The similarity score for two spy films is much higher. 

Previously, I've seen recommendations that a similarity metric like **Cosine Similarity** would be useful for a sparse movie matrix. This blog post gives a brief description of the differences between Jacard Similarity and Cosine Similarity: https://towardsdatascience.com/overview-of-text-similarity-metrics-3397c4601f50

## Comparing Similarity Between All Movies in Dataset 

In [None]:
# Calculate all pairwise distances
#jaccard_distances = pdist(movie_cross_table.values, metric='jaccard')
# df.loc[:, 'C':'E']
movie_cross_table = movie_genres_df.loc[:, 'Action':'Western']
movie_cross_table.head()

In [None]:
movie_cross_table.values

In [None]:
jaccard_distances = pdist(movie_cross_table.values, metric='jaccard')
print(jaccard_distances)

In [None]:
# Convert the distances to a square matrix
jaccard_similarity_array = 1 - squareform(jaccard_distances)
print(jaccard_similarity_array)

## Similarity Matrix 

In [None]:
# Wrap the array in a pandas DataFrame
jaccard_similarity_df = pd.DataFrame(jaccard_similarity_array, 
                                     index=movie_genres_df['title'], 
                                     columns=movie_genres_df['title'])
jaccard_similarity_df.head()

The table has movies as rows and columns for quick lookups of the distance between any movie pairing. 

In [None]:
# Find the values for the movie Thor
jaccard_similarity_series = jaccard_similarity_df.loc['Thor (2011)']

In [None]:
# Sort these values from highest to lowest
ordered_similarities = jaccard_similarity_series.sort_values(ascending=False)

# Print the results
print(ordered_similarities)

Harry Potter and the Deathly Hallows: Part 2 is the most similar to Thor. This means that viewers who liked Thor might also like Harry Potter and the Deathly Hallows. 

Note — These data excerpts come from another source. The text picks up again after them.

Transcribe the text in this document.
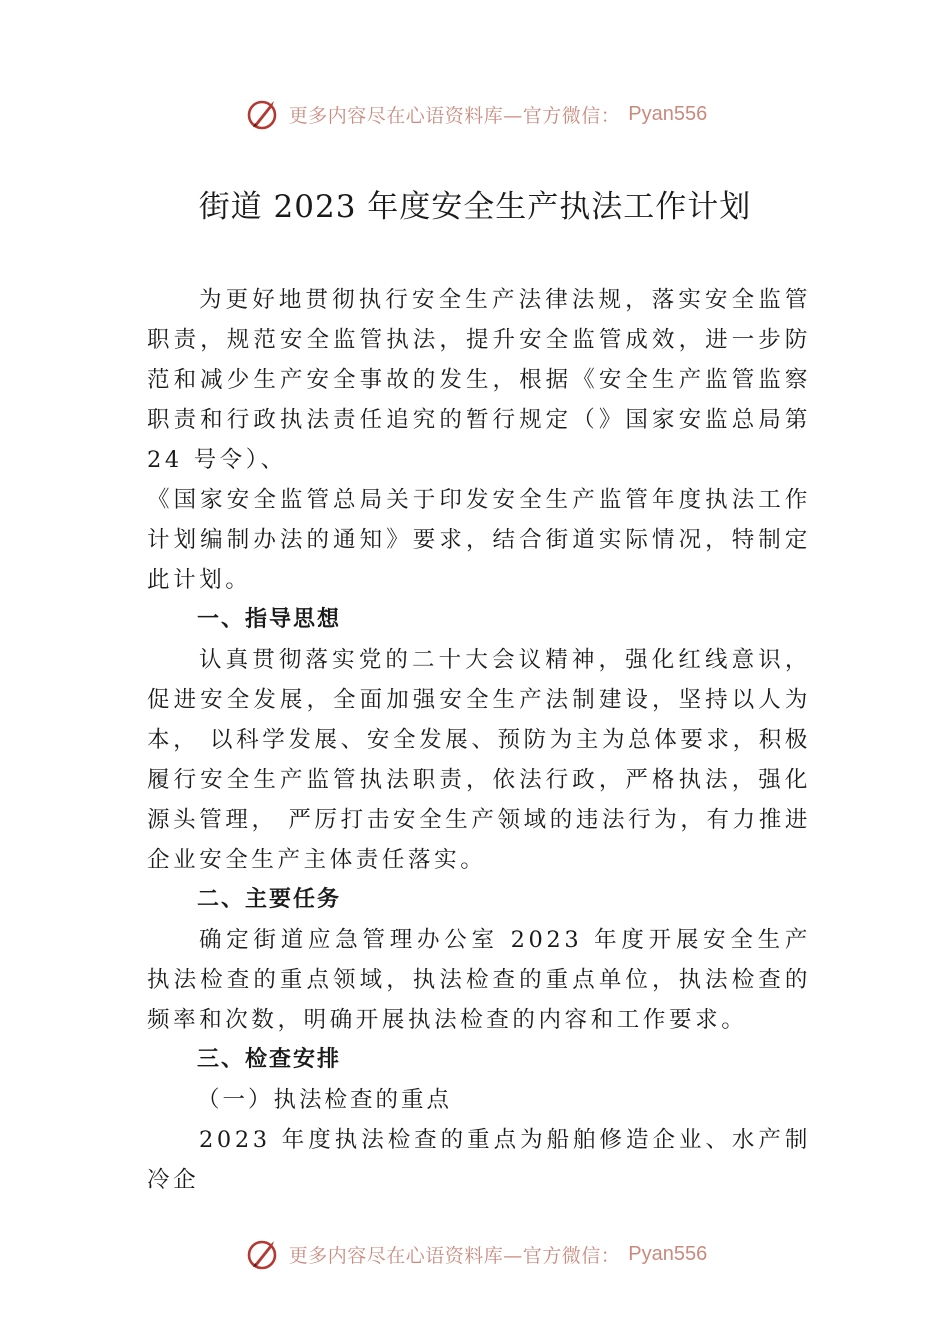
更多内容尽在心语资料库—官方微信： Pyan556
街道 2023 年度安全生产执法工作计划

为更好地贯彻执行安全生产法律法规，落实安全监管职责，规范安全监管执法，提升安全监管成效，进一步防范和减少生产安全事故的发生，根据《安全生产监管监察职责和行政执法责任追究的暂行规定（》国家安监总局第 24 号令）、

《国家安全监管总局关于印发安全生产监管年度执法工作计划编制办法的通知》要求，结合街道实际情况，特制定此计划。

一、指导思想

认真贯彻落实党的二十大会议精神，强化红线意识，促进安全发展，全面加强安全生产法制建设，坚持以人为本， 以科学发展、安全发展、预防为主为总体要求，积极履行安全生产监管执法职责，依法行政，严格执法，强化源头管理， 严厉打击安全生产领域的违法行为，有力推进企业安全生产主体责任落实。

二、主要任务

确定街道应急管理办公室 2023 年度开展安全生产执法检查的重点领域，执法检查的重点单位，执法检查的频率和次数，明确开展执法检查的内容和工作要求。

三、检查安排

（一）执法检查的重点

2023 年度执法检查的重点为船舶修造企业、水产制冷企

更多内容尽在心语资料库—官方微信： Pyan556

## Text-Based Similarities 
Often in the real world, we will be working without clear attributes. For example, working with the item description for items on the Amazon marketplace. 

## Term frequency inverse document frequency
TF-IDF = (Count of word occurrences / Total words in document) / log(Number of docs word is in/ Total number of docs)

This method has the effect of reducing the weight of words that are common in lots of documents while increasing the weight of words that do not appear in many documents. For example, if you were comparing a script for a course about recommendation engines against the scripts for all of the courses on DataCamp, "DataFrame" might have a low score because it appears in most of the scripts. The term "Recommendation" would receive a high score because it isn't in as many courses' scripts. 

## Build a User Profile 

Aggregate the features of movies that a user has liked to create a summary of the user's tastes that can be used to recommend other similar items. When making suggestions, make sure to avoid suggesting movies that the user has already seen. We can create a DataFrame where it is easy to sort the Top-N Recommendations.